- A truer picture of the employment situation is extracted from the Unemployment Insurance Weekly Claims (UIWC) report.
- Persons receiving some form of unemployment benefit account for 18.6% of the labor force, which is way above the 13.3% official unemployment rate.
- Monitoring of the weekly insured unemployed can provide early indication of recovery from the Covid-19 crisis.
- No meaningful economic recovery is identified yet from the current UIWC report.
The May 2020 U.S. Employment Situation report, published June 5, showed much uncertainty in the current employment situation, especially after the Bureau of Labor Statistics (BLS) explained that were it not for a misclassification error the unemployment rate would have topped 16%, much higher than the official published 13.3%.
Every Thursday the Department of Labor (DOL) publishes the Weekly Insured Unemployment Claims. In the current Covid-19 situation we believe that the only meaningful figures from this weekly report are:
- The non-seasonal adjusted Insured Unemployed.
- The total of all persons claiming unemployment benefits in all programs, which includes persons receiving Covid-19 relief who would normally not fall into the insured employed, e.g. self-employed tech workers.
- The monthly unemployment rate (UER) as published by the BLS, plotted 2 weeks earlier from the reporting date. (The May UER which is published beginning June is plotted from mid May to mid June}.
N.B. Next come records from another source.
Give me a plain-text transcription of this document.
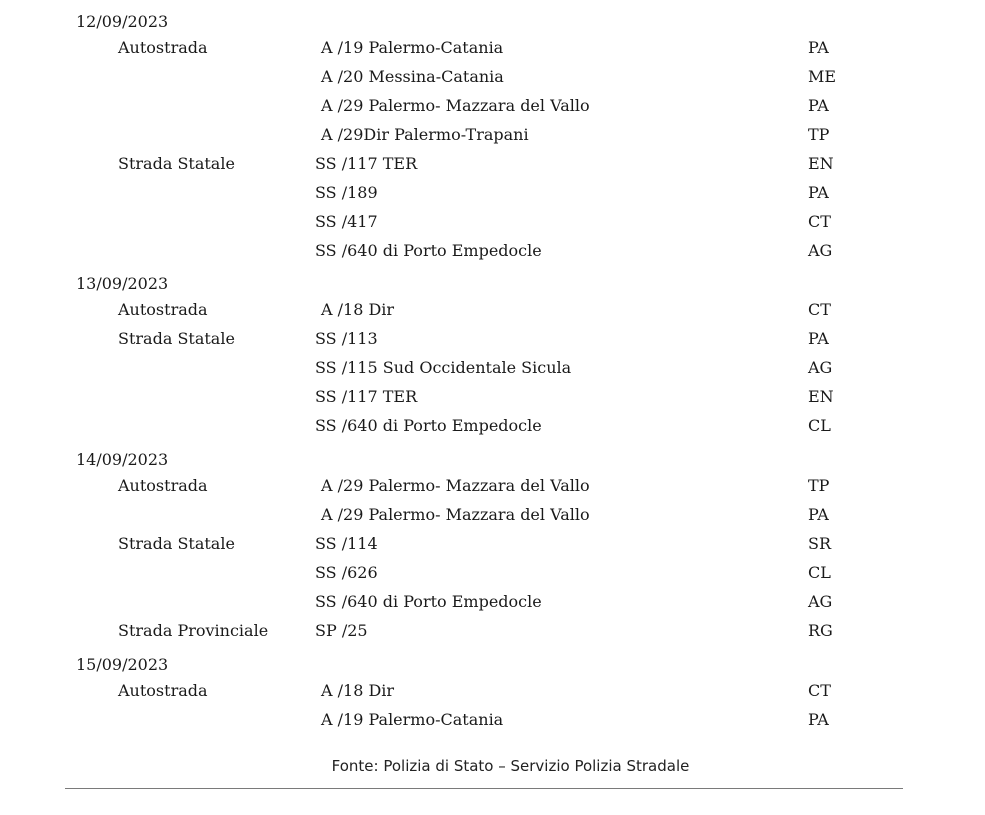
12/09/2023
Autostrada	A /19 Palermo-Catania	PA
A /20 Messina-Catania	ME
A /29 Palermo- Mazzara del Vallo	PA
A /29Dir Palermo-Trapani	TP
Strada Statale	SS /117 TER	EN
SS /189	PA
SS /417	CT
SS /640 di Porto Empedocle	AG
13/09/2023
Autostrada	A /18 Dir	CT
Strada Statale	SS /113	PA
SS /115 Sud Occidentale Sicula	AG
SS /117 TER	EN
SS /640 di Porto Empedocle	CL
14/09/2023
Autostrada	A /29 Palermo- Mazzara del Vallo	TP
A /29 Palermo- Mazzara del Vallo	PA
Strada Statale	SS /114	SR
SS /626	CL
SS /640 di Porto Empedocle	AG
Strada Provinciale	SP /25	RG
15/09/2023
Autostrada	A /18 Dir	CT
A /19 Palermo-Catania	PA
Fonte: Polizia di Stato – Servizio Polizia Stradale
- The insured unemployed rate (IUR) is the percentage of insured unemployed persons (not seasonally adjusted) of the labor force. (The number of insured unemployed is published every Thursday, looking back 2 weeks in the DOL’s weekly Unemployment Insurance Weekly Claims report. The labor force is published monthly by the BLS with the Employment Situation Summary.)
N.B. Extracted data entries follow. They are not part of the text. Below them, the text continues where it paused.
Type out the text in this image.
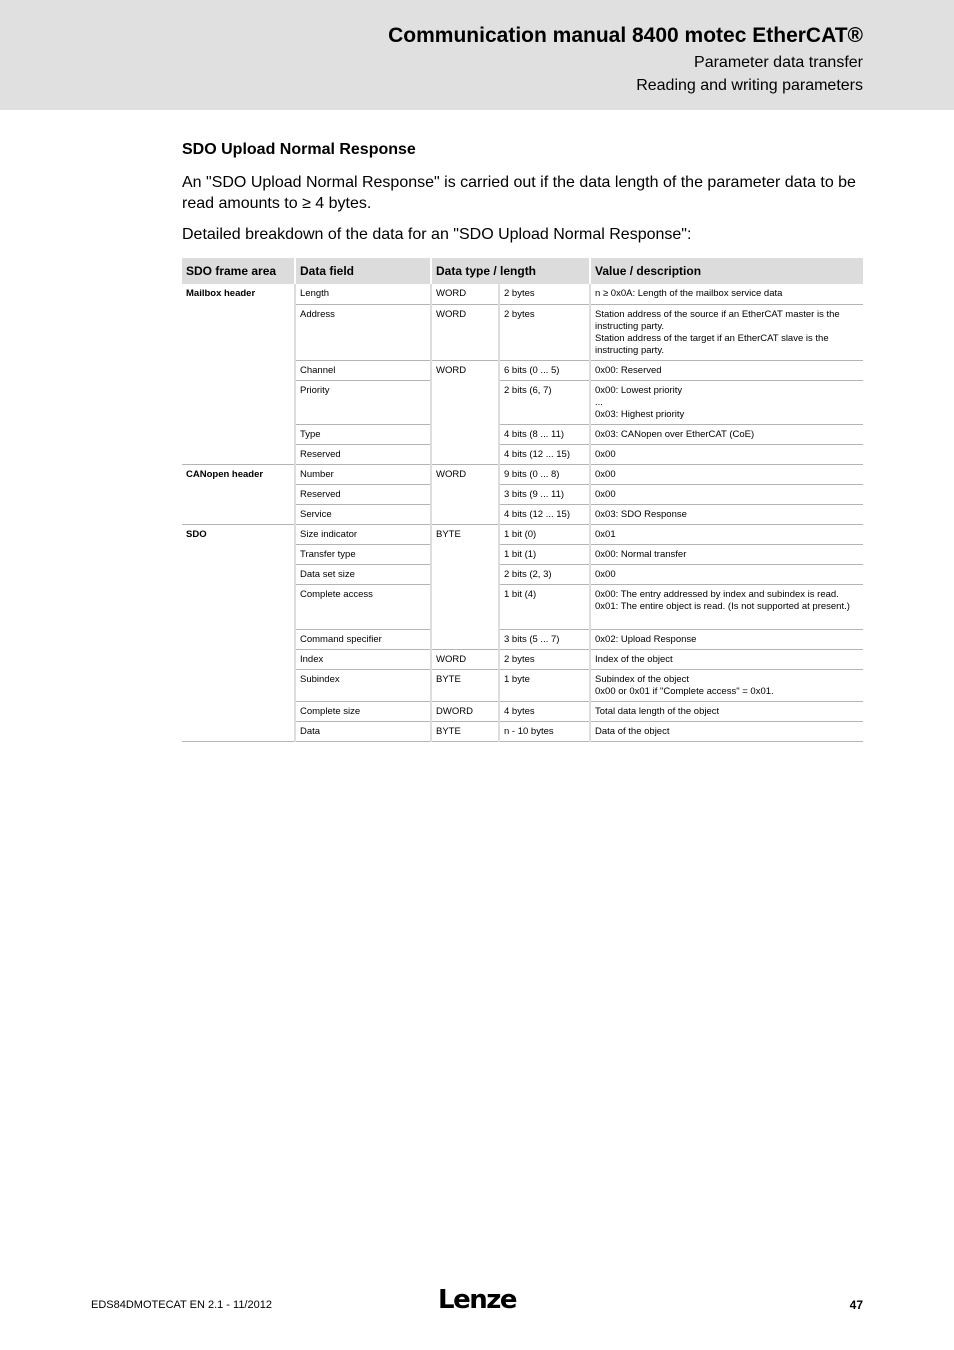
Communication manual 8400 motec EtherCAT®
Parameter data transfer
Reading and writing parameters
SDO Upload Normal Response
An "SDO Upload Normal Response" is carried out if the data length of the parameter data to be read amounts to ≥ 4 bytes.
Detailed breakdown of the data for an "SDO Upload Normal Response":
SDO frame area	Data field	Data type / length		Value / description
Mailbox header	Length	WORD	2 bytes	n ≥ 0x0A: Length of the mailbox service data

	Address	WORD	2 bytes	Station address of the source if an EtherCAT master is the instructing party.
Station address of the target if an EtherCAT slave is the instructing party.

	Channel	WORD	6 bits (0 ... 5)	0x00: Reserved

	Priority		2 bits (6, 7)	0x00: Lowest priority
...
0x03: Highest priority

	Type		4 bits (8 ... 11)	0x03: CANopen over EtherCAT (CoE)

	Reserved		4 bits (12 ... 15)	0x00

CANopen header	Number	WORD	9 bits (0 ... 8)	0x00

	Reserved		3 bits (9 ... 11)	0x00

	Service		4 bits (12 ... 15)	0x03: SDO Response

SDO	Size indicator	BYTE	1 bit (0)	0x01

	Transfer type		1 bit (1)	0x00: Normal transfer

	Data set size		2 bits (2, 3)	0x00

	Complete access		1 bit (4)	0x00: The entry addressed by index and subindex is read.
0x01: The entire object is read. (Is not supported at present.)

	Command specifier		3 bits (5 ... 7)	0x02: Upload Response

	Index	WORD	2 bytes	Index of the object

	Subindex	BYTE	1 byte	Subindex of the object
0x00 or 0x01 if "Complete access" = 0x01.

	Complete size	DWORD	4 bytes	Total data length of the object

	Data	BYTE	n - 10 bytes	Data of the object
EDS84DMOTECAT EN 2.1 - 11/2012	Lenze	47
- The unemployed persons claiming rate (PCR) is the percentage of persons of the labor force claiming UI benefits in all programs, including the insured unemployed. (The total number of persons claiming benefit is published weekly looking three weeks back.)
- The spread UER-IUR, historically at 2.6% (2019 average)
- The spread UER-PCR, also historically at 2.6%, as the majority of persons claiming benefit were the insured unemployed.
The figure shows that currently the lowest unemployment rate should be 18.6%, and if one added the historic 2.6% UCR-PCR spread then the actual unemployment rate should be 21.2%.
Our intention is not to try and explain the significance of the difference between the 18.6% unemployment rate calculated from actual DOL figures and the 13.3% calculated from a BLS telephonic survey. Rather our intention is to use this graph to assess the economic recovery from the Covid-19 crisis.
A recovery would be indicated by the following:
- Significant and continues decline in the insured unemployment rate, together with a
- significant decline of total persons claiming benefit, which implies
- the spread UER-PCR approaching its historic value of 2.6%.
What is already encouraging from this graph is that the IUR has not increased over the last 6 weeks, despite over the same period nearly 17 million people having made initial claims. This could be indicative of a return to work of the same proportion. However, discouraging is the huge uptick in persons outside the insured unemployed who receive Covid-19 assistance.
We will update this graph every Thursday.
I thought this was going to be updated weekly?
I was going to ask the same question. Would be helpful to have a second source of information.